British oil major BP has named a new chief financial officer (CFO) following the decision by the current CFO to retire from the company and step down from the BP board on June 30, 2020.
BP said on Tuesday that its CFO Brian Gilvary had decided to retire from the company after a 34-year career with the company, including over eight years as CFO.
He will be succeeded by Murray Auchincloss, currently CFO of BP’s Upstream segment, who will take up the role of BP CFO and join the board on July 1, 2020.
Gilvary and Auchincloss will work together between now and the end of June to ensure an orderly transition.

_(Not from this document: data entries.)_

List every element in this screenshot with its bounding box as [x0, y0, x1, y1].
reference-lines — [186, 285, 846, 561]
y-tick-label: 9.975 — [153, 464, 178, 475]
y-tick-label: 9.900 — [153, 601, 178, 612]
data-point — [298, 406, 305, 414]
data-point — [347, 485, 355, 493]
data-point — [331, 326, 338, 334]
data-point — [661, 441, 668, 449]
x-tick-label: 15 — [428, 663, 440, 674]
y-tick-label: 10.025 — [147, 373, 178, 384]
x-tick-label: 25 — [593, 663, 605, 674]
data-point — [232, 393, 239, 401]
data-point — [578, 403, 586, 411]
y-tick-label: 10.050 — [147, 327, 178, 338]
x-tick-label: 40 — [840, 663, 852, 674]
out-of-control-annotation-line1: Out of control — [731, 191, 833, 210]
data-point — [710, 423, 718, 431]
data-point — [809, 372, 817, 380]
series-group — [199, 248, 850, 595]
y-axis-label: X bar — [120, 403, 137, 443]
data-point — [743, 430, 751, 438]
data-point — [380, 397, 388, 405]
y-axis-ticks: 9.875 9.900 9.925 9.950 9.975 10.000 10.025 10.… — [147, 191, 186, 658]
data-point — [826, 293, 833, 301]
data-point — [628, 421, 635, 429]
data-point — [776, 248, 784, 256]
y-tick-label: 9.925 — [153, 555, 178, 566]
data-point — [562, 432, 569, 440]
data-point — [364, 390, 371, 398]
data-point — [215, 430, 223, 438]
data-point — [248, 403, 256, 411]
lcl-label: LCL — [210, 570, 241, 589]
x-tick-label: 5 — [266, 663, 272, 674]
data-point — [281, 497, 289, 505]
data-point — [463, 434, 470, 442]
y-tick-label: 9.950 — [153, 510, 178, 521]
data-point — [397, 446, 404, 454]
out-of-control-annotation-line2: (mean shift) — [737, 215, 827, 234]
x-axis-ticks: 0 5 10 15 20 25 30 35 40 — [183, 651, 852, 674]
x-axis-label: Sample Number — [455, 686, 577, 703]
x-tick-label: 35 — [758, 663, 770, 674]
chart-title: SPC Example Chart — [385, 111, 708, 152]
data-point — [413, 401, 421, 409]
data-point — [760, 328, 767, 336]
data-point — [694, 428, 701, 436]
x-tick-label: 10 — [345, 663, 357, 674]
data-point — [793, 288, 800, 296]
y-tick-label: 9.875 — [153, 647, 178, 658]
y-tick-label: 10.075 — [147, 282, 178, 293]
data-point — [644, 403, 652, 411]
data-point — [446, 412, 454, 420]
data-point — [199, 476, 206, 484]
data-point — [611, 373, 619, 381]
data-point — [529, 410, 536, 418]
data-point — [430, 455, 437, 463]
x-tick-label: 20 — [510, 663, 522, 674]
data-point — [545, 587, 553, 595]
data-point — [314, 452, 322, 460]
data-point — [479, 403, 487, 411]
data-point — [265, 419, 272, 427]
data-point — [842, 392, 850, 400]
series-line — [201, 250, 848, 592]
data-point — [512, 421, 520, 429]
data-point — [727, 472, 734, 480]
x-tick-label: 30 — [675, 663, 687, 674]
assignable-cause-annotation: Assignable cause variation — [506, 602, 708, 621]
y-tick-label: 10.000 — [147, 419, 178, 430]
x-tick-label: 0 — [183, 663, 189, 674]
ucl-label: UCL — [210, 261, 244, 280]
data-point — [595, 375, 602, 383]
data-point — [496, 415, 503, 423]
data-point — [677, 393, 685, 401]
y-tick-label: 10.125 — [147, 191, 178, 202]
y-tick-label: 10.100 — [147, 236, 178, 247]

BP chairman, Helge Lund, said: “We will miss Brian’s financial stewardship and strategic insights. He is one of the architects of today’s BP, key to its transformation into a safer, simpler and stronger company. After a thorough selection process, the board is pleased to have chosen Murray as BP’s next CFO. On behalf of the board, I would like to thank Brian for all he has done for BP and look forward to welcoming Murray to the board.”
Bob Dudley, BP CEO, added: “It is difficult to overstate the contribution [Gilvary] has made to BP: few CFOs have faced challenges of the scale that he has, and far fewer have managed them as successfully. As now we both approach retirement, I will miss working with him.”
Gilvary joined BP in 1986 and after a variety of commercial and financial roles internationally in BP’s upstream, downstream, and trading businesses, he became chief executive of BP’s integrated supply and trading function in 2005 and in 2010 deputy CFO and head of finance. He became BP CFO and joined the board in January 2012.
He was responsible for the resolution of complex litigation after the Gulf of Mexico oil spill, managing the impacts of the oil price crash of 2014/15, and playing an integral role in evolving BP’s position in Russia.
Gilvary is also a non-executive director of Air Liquide, the Royal Navy Board, and the Francis Crick Institute. Since 2018 he has chaired the 100 Group of FTSE 100 finance directors.
Regarding his retirement, Gilvary said: “My career with BP has been a privilege, bringing opportunities and challenges that I could not have imagined when I first started out. But now is the right time to move on: BP is in good shape – strong and ready to face the future with new leadership. I’m certain BP will be in good hands.”
As for Auchincloss, he has served as CFO for BP’s Upstream segment since 2015. He took up the role after two years as Upstream deputy CFO and head of business development for the segment. Before this he had been head of the group chief executive’s office from 2010-13, working directly with Bob Dudley.
Bernard Looney, the chief executive Upstream and BP CEO from February 5, 2020, said: “All of us at BP will greatly miss Brian’s clarity of thought, his candor and his commitment to the company. I appreciate that he has agreed to stay in post until mid-year to ensure a successful handover to Murray.”